I’d like to know why trans identified males feel threatened. Threatened by whom? The entire justification for them invading women’s spaces is that they are afraid of men. Not women: men.
In the last 15 years, all the violent rhetoric and actual violence has come from the T brigade against women, and carried out largely by men (6the black pampers). Those masked, black-clad ninjas who do a lot of the harassing, banging, shouting down, pushing, shoving, assaulting and battering against women don’t appear to be transgender themselves; they’re not dressed in woman-face. They look like men who love being able to hate women in public and be cheered for it.
Who’s threatening these transgender blokes? It certainly isn’t women.
I’d like to see the receipts on that claim. Assaulted by whom? Man or woman? What were the circumstances? Was it because you were doing something you shouldn’t have been doing? You say “assault,” not battery; so you weren’t actually touched in any way? If he walked into a women’s washroom and got challenged by an actual woman, is that what he considers “assault”? I’d like to know a lot more before I believe anything about that claim.

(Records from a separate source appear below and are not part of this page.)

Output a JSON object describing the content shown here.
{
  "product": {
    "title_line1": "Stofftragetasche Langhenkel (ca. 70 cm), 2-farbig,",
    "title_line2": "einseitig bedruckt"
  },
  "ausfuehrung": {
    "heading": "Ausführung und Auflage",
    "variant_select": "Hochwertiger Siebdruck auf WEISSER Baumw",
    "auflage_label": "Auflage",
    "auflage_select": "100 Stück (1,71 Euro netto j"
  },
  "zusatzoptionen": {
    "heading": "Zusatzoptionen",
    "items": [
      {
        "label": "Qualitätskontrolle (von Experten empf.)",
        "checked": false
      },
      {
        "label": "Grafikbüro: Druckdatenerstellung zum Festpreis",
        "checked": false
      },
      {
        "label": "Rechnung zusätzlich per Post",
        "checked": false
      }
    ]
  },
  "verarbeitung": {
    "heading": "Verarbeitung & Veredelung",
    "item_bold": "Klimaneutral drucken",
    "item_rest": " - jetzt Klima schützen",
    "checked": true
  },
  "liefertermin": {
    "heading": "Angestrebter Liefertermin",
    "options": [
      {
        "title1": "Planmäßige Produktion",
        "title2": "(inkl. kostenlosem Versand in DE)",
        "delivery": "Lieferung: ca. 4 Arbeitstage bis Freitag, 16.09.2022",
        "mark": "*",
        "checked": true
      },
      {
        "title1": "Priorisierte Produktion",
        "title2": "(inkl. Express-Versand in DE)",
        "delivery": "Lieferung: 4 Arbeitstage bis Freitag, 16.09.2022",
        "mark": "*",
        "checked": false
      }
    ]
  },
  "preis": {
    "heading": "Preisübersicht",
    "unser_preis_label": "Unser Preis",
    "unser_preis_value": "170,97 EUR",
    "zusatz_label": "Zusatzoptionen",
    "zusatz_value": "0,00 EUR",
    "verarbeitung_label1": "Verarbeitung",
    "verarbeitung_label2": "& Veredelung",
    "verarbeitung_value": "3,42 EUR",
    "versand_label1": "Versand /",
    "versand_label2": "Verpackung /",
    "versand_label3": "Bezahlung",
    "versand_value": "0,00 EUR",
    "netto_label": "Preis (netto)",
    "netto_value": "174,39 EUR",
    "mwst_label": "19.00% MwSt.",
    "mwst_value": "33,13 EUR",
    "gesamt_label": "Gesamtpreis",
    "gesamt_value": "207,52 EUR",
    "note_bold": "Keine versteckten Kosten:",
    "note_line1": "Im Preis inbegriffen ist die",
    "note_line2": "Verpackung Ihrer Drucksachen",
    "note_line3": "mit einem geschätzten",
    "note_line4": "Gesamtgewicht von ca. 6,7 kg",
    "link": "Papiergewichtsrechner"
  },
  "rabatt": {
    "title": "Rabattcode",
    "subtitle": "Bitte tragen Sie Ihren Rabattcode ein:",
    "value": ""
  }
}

And he doesn’t say that there has been any physical threat beyond the one instance of “assault.” His only other complaint is that he “experiences abuse” “almost daily.” As others have remarked, he thinks that being correctly identified as a man is “abuse.”
T claims of “feeling threatened” after the ruling is gaslighting. Nobody is threatening to them. They just don’t get to threaten women any more. Their favorite toy got taken away.